Developers count on demand through 2017

Developers planning new apartment buildings today won’t finish for two years or more in many parts of the country—when hundreds of thousands of apartments now under construction will have already softened the national multifamily markets. But many developers are now planning new projects anyway.

194

“It’s kind of late in the party, when all the punch is gone,” says Ryan Severino, senior economist and associate director of research for Reis Inc., a New York City data firm. “We always end up overdeveloping.”

Active developers are counting on demand for apartments to stay strong—supported by solid demographics and an economic recovery that has proceeded very slowly and still seems young for many sectors of the economy. Many of these developers are looking for markets and sub-markets that have seen less new construction—not so much to beat competition as to avoid it.

Two years from now, in 2017, developers are expected to complete 161,000 new apartments, according to projections by Reis. That’s a lot less than the 197,000 new apartments anticipated to come on line in 2016 and the whopping 230,000 new units expected this year. It’s still a lot, however. Just to compare, the average number of new apartments produced in a year over the last few cycles is just 120,000. (Those totals don’t include the more than 100,000 units of affordable housing built every year through government programs.)

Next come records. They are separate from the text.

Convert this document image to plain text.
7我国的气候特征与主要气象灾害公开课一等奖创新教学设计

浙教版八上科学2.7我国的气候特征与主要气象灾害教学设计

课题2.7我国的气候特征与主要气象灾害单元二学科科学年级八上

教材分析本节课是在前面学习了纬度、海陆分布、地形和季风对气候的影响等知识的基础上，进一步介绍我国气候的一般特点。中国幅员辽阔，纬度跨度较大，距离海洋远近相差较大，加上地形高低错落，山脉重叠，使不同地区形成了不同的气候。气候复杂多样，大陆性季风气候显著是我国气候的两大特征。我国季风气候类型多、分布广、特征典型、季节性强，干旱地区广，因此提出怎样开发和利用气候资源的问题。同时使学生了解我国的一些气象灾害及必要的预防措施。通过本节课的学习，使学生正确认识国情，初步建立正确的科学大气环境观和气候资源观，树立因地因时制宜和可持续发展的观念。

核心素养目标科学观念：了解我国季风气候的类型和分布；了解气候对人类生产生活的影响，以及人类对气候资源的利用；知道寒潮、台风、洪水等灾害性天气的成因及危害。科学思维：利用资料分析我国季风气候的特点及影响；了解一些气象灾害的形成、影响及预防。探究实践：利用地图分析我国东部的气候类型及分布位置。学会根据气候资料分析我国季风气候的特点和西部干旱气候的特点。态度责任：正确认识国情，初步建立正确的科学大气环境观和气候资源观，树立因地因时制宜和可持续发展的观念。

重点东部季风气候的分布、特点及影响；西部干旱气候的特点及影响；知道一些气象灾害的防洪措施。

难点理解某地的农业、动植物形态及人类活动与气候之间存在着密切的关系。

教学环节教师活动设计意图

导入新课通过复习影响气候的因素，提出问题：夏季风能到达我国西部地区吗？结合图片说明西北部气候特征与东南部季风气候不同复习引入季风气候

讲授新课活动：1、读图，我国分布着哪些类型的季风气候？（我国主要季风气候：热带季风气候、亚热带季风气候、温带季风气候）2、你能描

“It seems like the floodgates have opened,” says Severino. “The new supply under construction completely outstrips the demand from demographics.”

But by 2017, the apartments that opened in 2015 and 2016 will have left some slack in the apartment markets. The percentage of vacant apartments in the U.S. will be 5.5 percent, up from close to 4.0 now, according to a projection by Reis. “That’s not a massive expansion of vacancies,” says Severino.

Demographics and timing help

The vacancy rate won’t be higher in 2017 because strong demand for apartments is likely to help fill the many new apartments that developers plan to build. “The problem is going to be on the supply side of the ledger not the demand side,” says Severino.

The demographics will still be very positive for the apartment business in 2017—and are the same demographics that helped the apartment business recover from the Great Recession much more quickly than the rest of the U.S. economy.

The apartment business also will also benefit in 2017 from the timing of the recovery, which is the same timing that made the recovery from the Great Recession so excruciating and slow. It takes years, often a full decade, for an economy to recover from a financial panic, says Severino. Banks and individuals often spend years paying off debts racked up during the boom. In the U.S., the number of homes loans in foreclosure took years to get close to a normal level, and is still relatively high, for example.

“If this were a typical post-World War II recovery, it would probably be over by now,” says Severino. Instead, after six years of recovery, inflation is still low and wages are only beginning to creep higher.

That’s a huge benefit to the apartment business because, barring some outside event like the collapse of the Chinese or European economies, it’s hard to imagine a U.S. recession in the near future, says Severino. And it’s also possible to imagine scenarios that would push demand for apartments even higher. “There are a set of people expecting vacancies to stay low or drift lower,” says Severino.

Developers try to beat oversupply

Some developers may be able to succeed by avoiding the competition. The majority of new development planned for 2017 will be high-end, class-A apartment properties located in central business districts, according to Severino.

“Preferred locations are shifting a bit, with more product emerging in the urban-fringe or urban-adjacent category,” says Greg Willet, vice president of research and analysis for MPF Research, a division of RealPage Inc. “The slightly lower costs and resulting rents for not-quite-urban-core locations deepen the pool of income-qualified renter prospects.”

Other developers are looking for opportunities to build in apartments markets that have been left out of the development boom so far. “There is some upturn in activity in the late-to-recover economies, including Las Vegas, Sacramento and Southern California,” says Willet. “But the increases in development volume aren’t off the charts.”